A prospective Randomized Controlled Trial (RCT) was conducted in the psychiatry outpatient department of a tertiary care hospital for six months. Patients were assigned to either a control group receiving usual care or a test group receiving collaborative care using simple randomization technique. The eligible patients diagnosed with depression were enrolled and the data were collected from patient's care records, prescriptions, patient interviews, patient representatives and healthcare professionals. The intervention in the test group consisted of comprehensive patient education, including a thorough counseling session with a research clinical pharmacist. Counseling sessions included information on the disease, medications prescribed, possible side effects, compliance with medications and overall treatment. The data collected from both patient groups was analyzed for medication adherence using the Medication Adherence Rating Scale (MARS) and health-related quality of life (HRQoL) using the WHOQOL-BREF questionnaire. Statistical analyses were performed using a student t-test with a significance level of P value < 0.05.

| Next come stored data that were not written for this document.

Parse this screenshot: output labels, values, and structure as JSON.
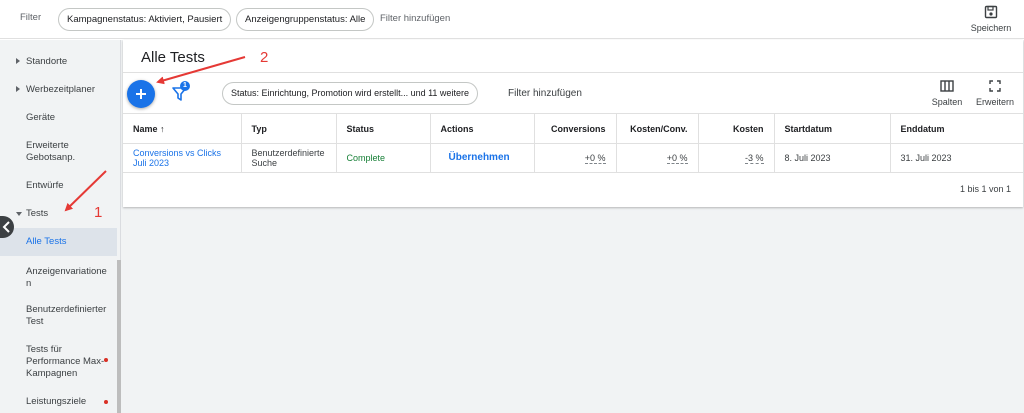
{
  "topbar": {
    "filter_label": "Filter",
    "chips": [
      "Kampagnenstatus: Aktiviert, Pausiert",
      "Anzeigengruppenstatus: Alle"
    ],
    "add_filter": "Filter hinzufügen",
    "save_label": "Speichern",
    "save_icon": "save-icon"
  },
  "sidebar": {
    "items": [
      {
        "label": "Standorte",
        "expander": "collapsed"
      },
      {
        "label": "Werbezeitplaner",
        "expander": "collapsed"
      },
      {
        "label": "Geräte"
      },
      {
        "label": "Erweiterte Gebotsanp."
      },
      {
        "label": "Entwürfe"
      },
      {
        "label": "Tests",
        "expander": "expanded"
      },
      {
        "label": "Alle Tests",
        "active": true
      },
      {
        "label": "Anzeigenvariationen"
      },
      {
        "label": "Benutzerdefinierter Test"
      },
      {
        "label": "Tests für Performance Max-Kampagnen",
        "dot": true
      },
      {
        "label": "Leistungsziele",
        "dot": true
      }
    ]
  },
  "main": {
    "title": "Alle Tests",
    "add_icon": "plus-icon",
    "filter_icon": "funnel-icon",
    "filter_badge": "1",
    "status_chip": "Status: Einrichtung, Promotion wird erstellt... und 11 weitere",
    "add_filter": "Filter hinzufügen",
    "columns_label": "Spalten",
    "expand_label": "Erweitern",
    "table": {
      "headers": [
        "Name",
        "Typ",
        "Status",
        "Actions",
        "Conversions",
        "Kosten/Conv.",
        "Kosten",
        "Startdatum",
        "Enddatum"
      ],
      "sort_icon": "arrow-up-icon",
      "rows": [
        {
          "name": "Conversions vs Clicks Juli 2023",
          "type": "Benutzerdefinierte Suche",
          "status": "Complete",
          "action": "Übernehmen",
          "conversions": "+0 %",
          "cost_per_conv": "+0 %",
          "cost": "-3 %",
          "start": "8. Juli 2023",
          "end": "31. Juli 2023"
        }
      ]
    },
    "pagination": "1 bis 1 von 1"
  },
  "annotations": {
    "label_1": "1",
    "label_2": "2",
    "color": "#e53935"
  },
  "colors": {
    "accent": "#1a73e8",
    "status_complete": "#188038",
    "sidebar_bg": "#f1f3f4"
  }
}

The collaborative care group showed a statistically significant improvement in medication adherence, with a mean increase of 1.67 ± 0.25 (P < 0.001), compared with a mean increase of 0.69 ± 0.05 (P < 0.05) for the usual care group. Similarly, HRQoL scores also improved significantly more in the collaborative care group, with a mean increase of 28.01 ± 2.05 (P < 0.001), compared with a mean increase of 12.46 ± 0.26 (P < 0.05) for the usual care group.
This study concluded that pharmacist-psychiatrist collaborative patient education can significantly improve the medication adherence and HRQoL of the patients with depression. Statistically significant increases in medication adherence and HRQoL were observed in the collaborative group.
抑郁症是一种常见但严重的心理健康障碍,影响着全球各地的个人。药物治疗依从性差和健康相关生活质量(HRQoL)低是抑郁症患者治疗面临的主要挑战。
在一家三级护理医院的精神科门诊部进行了一项为期六个月的前瞻性随机对照试验(RCT)。使用简单随机化技术将患者分配到接受常规护理的对照组或接受协作护理的试验组。纳入诊断为抑郁症的合格患者,并从患者护理记录、处方、患者访谈、患者代表和医疗保健专业人员处收集数据。试验组的干预措施包括全面的患者教育,包括与研究临床药剂师进行深入的咨询会议。咨询会议包括有关疾病、所开药物、可能的副作用、药物依从性和整体治疗的信息。使用药物依从性评定量表(MARS)分析从两个患者组收集的数据的药物依从性,并使用世界卫生组织生活质量简表(WHOQOL-BREF)问卷分析健康相关生活质量(HRQoL)。使用学生t检验进行统计分析,显著性水平为P值<0.05。
协作护理组在药物依从性方面显示出统计学上的显著改善,平均增加1.67±0.25(P<0.001),而常规护理组平均增加0.69±0.05(P<0.05)。同样,协作护理组的HRQoL得分也显著提高,平均增加28.01±2.05(P<0.001),而常规护理组平均增加12.46±0.26(P<0.05)。
本研究得出结论,药剂师 - 精神科医生协作的患者教育可以显著提高抑郁症患者的药物依从性和HRQoL。协作组在药物依从性和HRQoL方面观察到统计学上的显著增加。